As told by a friend of Mehrdad to his family, a few days after Iran accepted Security Council’s Resolution 598, the Iraqi army suddenly launched new attacks. Mehrdad was a sharpshooter and was one of the first soldiers who was dispatched to stop Iraqi forces. He was hit in the head and in the neck by shrapnel and his half-dead body was moved to the roadside by his fellow soldiers. This happened in the strategically located Shiler Valley on the Iran-Iraq border between the Iranian Kurdish towns of Marivan and Baneh.

After an hour or so, an ambulance took Mehrdad to the hospital in the Kurdish city of Saghez. It is not known whether he died on the way to hospital or afterwards. Mehrdad Ebrahimzadeh was 20 at the time.

On August 20, 1988, around 20 days after his martyrdom, a ceasefire was officially announced and the war between the two countries; not before hundreds of thousands had been killed, maimed, taken prisoner or lost their homes.

After the Martyrdom

Miandoab is a small town and everybody knew that Mehrdad Ebrahimzadeh and his family were Baha’is. But despite being from this minority, which the Iranian authorities have spread disinformation about for decades, Mehrdad’s body was carried around the town with respect. They even carried his body before of the city’s mosque.

Iranian officials, however, informed Mehrdad’s family that they could not bury their son in the martyrs’ cemetery because of his Baha’i faith.
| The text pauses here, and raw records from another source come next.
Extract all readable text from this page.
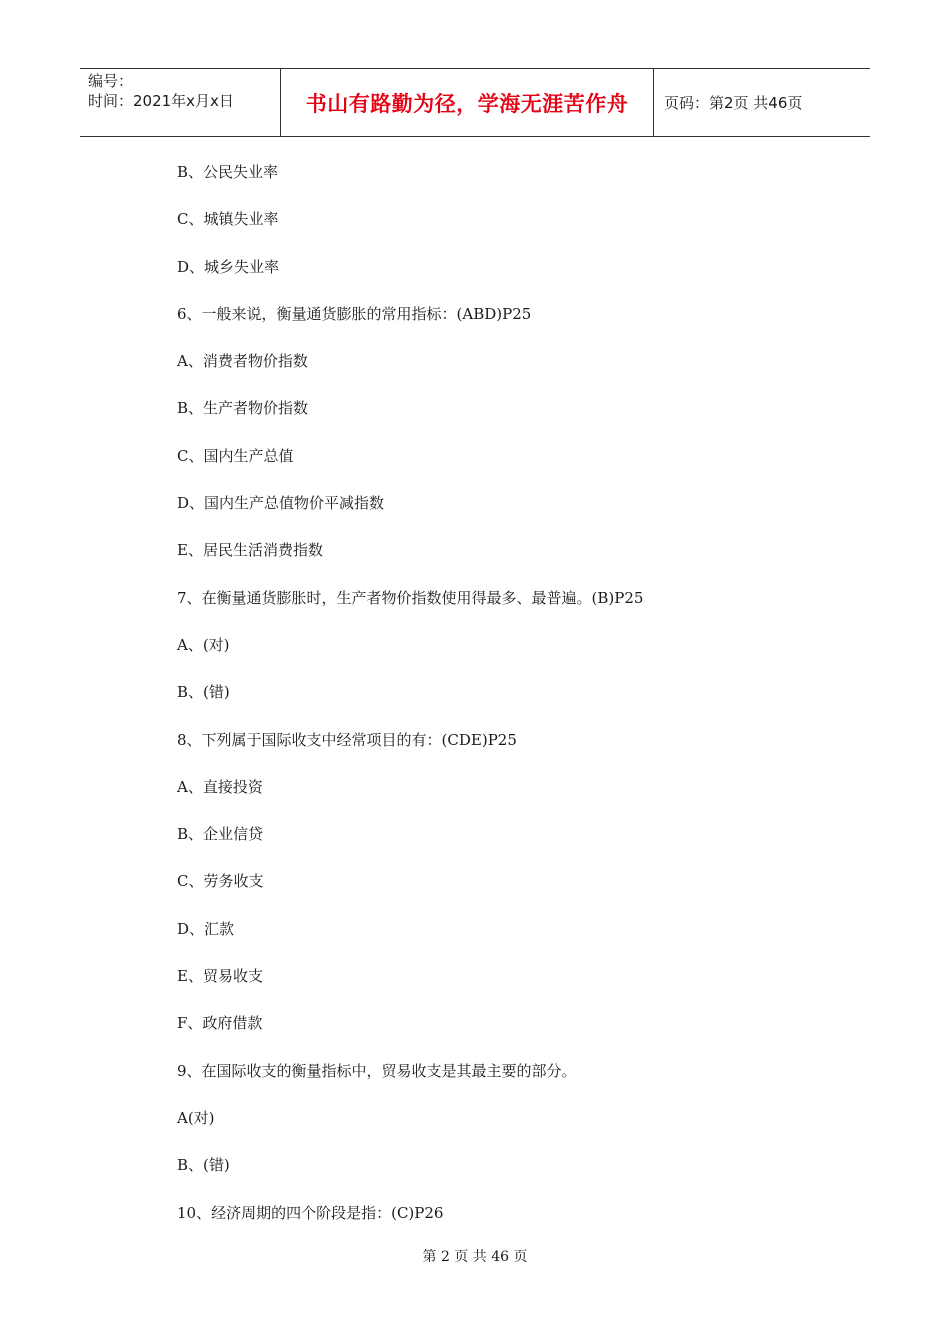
编号：
时间：2021年x月x日	书山有路勤为径，学海无涯苦作舟	页码：第2页 共46页
B、公民失业率
C、城镇失业率
D、城乡失业率
6、一般来说，衡量通货膨胀的常用指标：(ABD)P25
A、消费者物价指数
B、生产者物价指数
C、国内生产总值
D、国内生产总值物价平减指数
E、居民生活消费指数
7、在衡量通货膨胀时，生产者物价指数使用得最多、最普遍。(B)P25
A、(对)
B、(错)
8、下列属于国际收支中经常项目的有：(CDE)P25
A、直接投资
B、企业信贷
C、劳务收支
D、汇款
E、贸易收支
F、政府借款
9、在国际收支的衡量指标中，贸易收支是其最主要的部分。
A(对)
B、(错)
10、经济周期的四个阶段是指：(C)P26
第 2 页 共 46 页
The family then buried Mehrdad in the city’s cemetery with Baha’i rites.

The Martyrs Foundation of Miandoab never denied that Mehrdad Ebrahimzadeh was a martyr of war – but it used his Baha’i beliefs and his family’s Baha’i faith as an excuse for refusing to declare him a martyr and to grant his family benefits and privileges accorded to the war martyrs’ family. Nevertheless, many people of Miandoab still remember him, a Baha’i soldier, as a martyr for their country.